By the “watch” I understand local variable which value is accessible without print and can be watched for the changes during line-by-line code execution. Though then I found from documentation that it seems it was possible in legacy debugger but isn’t now, so no way to use watches in this exact way. But I think I can find my way around with some macro or any other way, to quickly print all desired values on demand :)

Well, most of these I have achieved already, but it’s good to know that it’s the only way (so I won’t look for another solution).
As for the conditional breakpoints, well, I tried it once to stop on exact launch index before, and it failed, but maybe I messed somewhere and still can achieve this.
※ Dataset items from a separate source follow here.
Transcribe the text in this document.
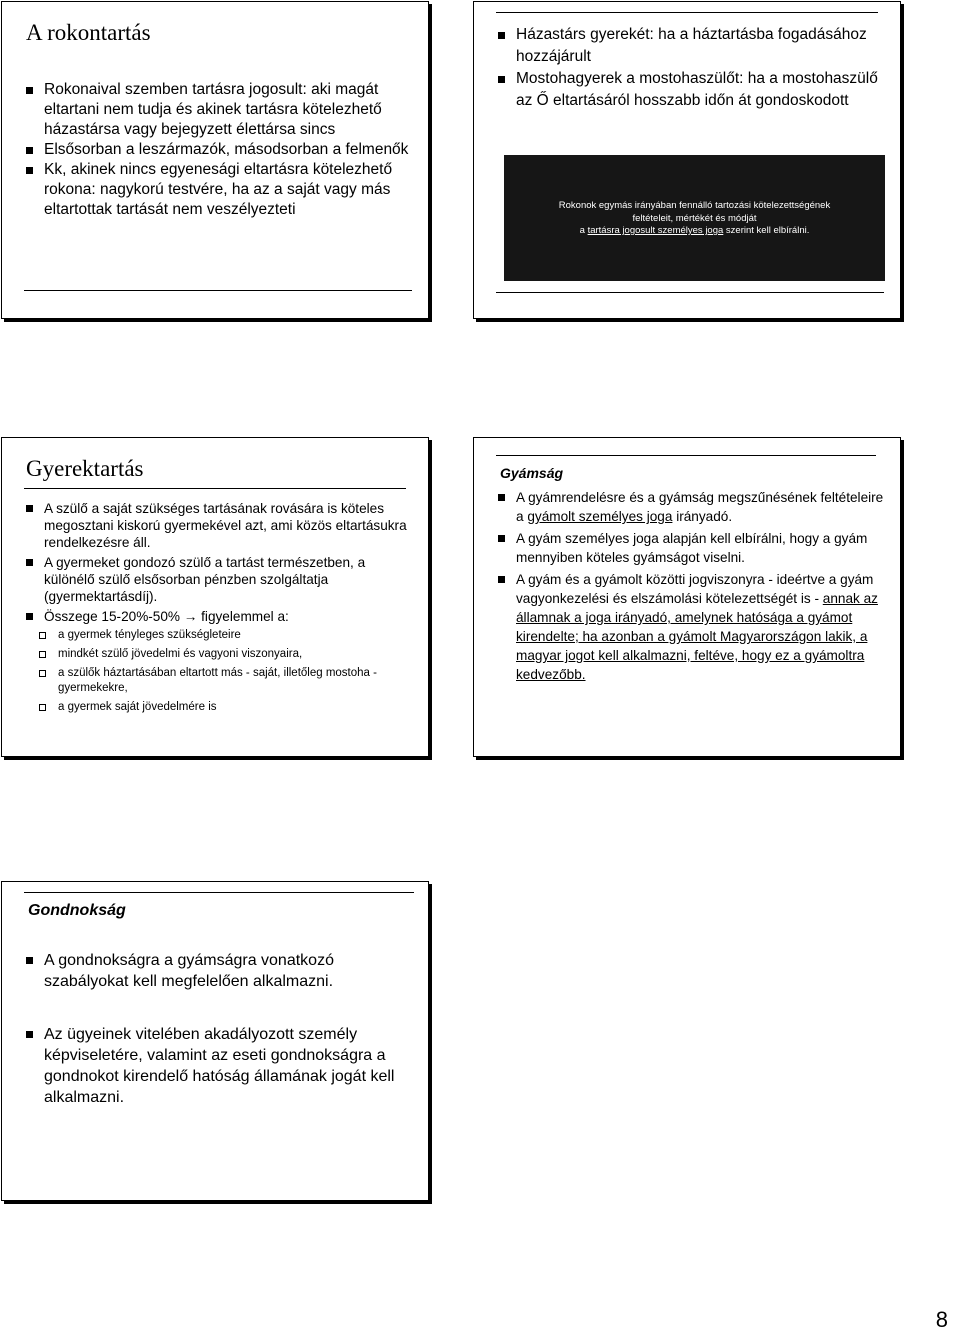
A rokontartás
Rokonaival szemben tartásra jogosult: aki magát eltartani nem tudja és akinek tartásra kötelezhető házastársa vagy bejegyzett élettársa sincs
Elsősorban a leszármazók, másodsorban a felmenők
Kk, akinek nincs egyenesági eltartásra kötelezhető rokona: nagykorú testvére, ha az a saját vagy más eltartottak tartását nem veszélyezteti
Házastárs gyerekét: ha a háztartásba fogadásához hozzájárult
Mostohagyerek a mostohaszülőt: ha a mostohaszülő az Ő eltartásáról hosszabb időn át gondoskodott
Rokonok egymás irányában fennálló tartozási kötelezettségének
feltételeit, mértékét és módját
a tartásra jogosult személyes joga szerint kell elbírálni.
Gyerektartás
A szülő a saját szükséges tartásának rovására is köteles megosztani kiskorú gyermekével azt, ami közös eltartásukra rendelkezésre áll.
A gyermeket gondozó szülő a tartást természetben, a különélő szülő elsősorban pénzben szolgáltatja (gyermektartásdíj).
Összege 15-20%-50% → figyelemmel a:
a gyermek tényleges szükségleteire
mindkét szülő jövedelmi és vagyoni viszonyaira,
a szülők háztartásában eltartott más - saját, illetőleg mostoha - gyermekekre,
a gyermek saját jövedelmére is
Gyámság
A gyámrendelésre és a gyámság megszűnésének feltételeire a gyámolt személyes joga irányadó.
A gyám személyes joga alapján kell elbírálni, hogy a gyám mennyiben köteles gyámságot viselni.
A gyám és a gyámolt közötti jogviszonyra - ideértve a gyám vagyonkezelési és elszámolási kötelezettségét is - annak az államnak a joga irányadó, amelynek hatósága a gyámot kirendelte; ha azonban a gyámolt Magyarországon lakik, a magyar jogot kell alkalmazni, feltéve, hogy ez a gyámoltra kedvezőbb.
Gondnokság
A gondnokságra a gyámságra vonatkozó szabályokat kell megfelelően alkalmazni.
Az ügyeinek vitelében akadályozott személy képviseletére, valamint az eseti gondnokságra a gondnokot kirendelő hatóság államának jogát kell alkalmazni.
8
For the “print_pixel” macro, something like this came to my mind, though I failed to get an idea of using it with LaunchParams, nice to move it to the host, thank you :)

It seems, that for now I received all answers I needed about debug, thank you very much!
Hope also that this thread will help someone else not to struggle all way along different documentations.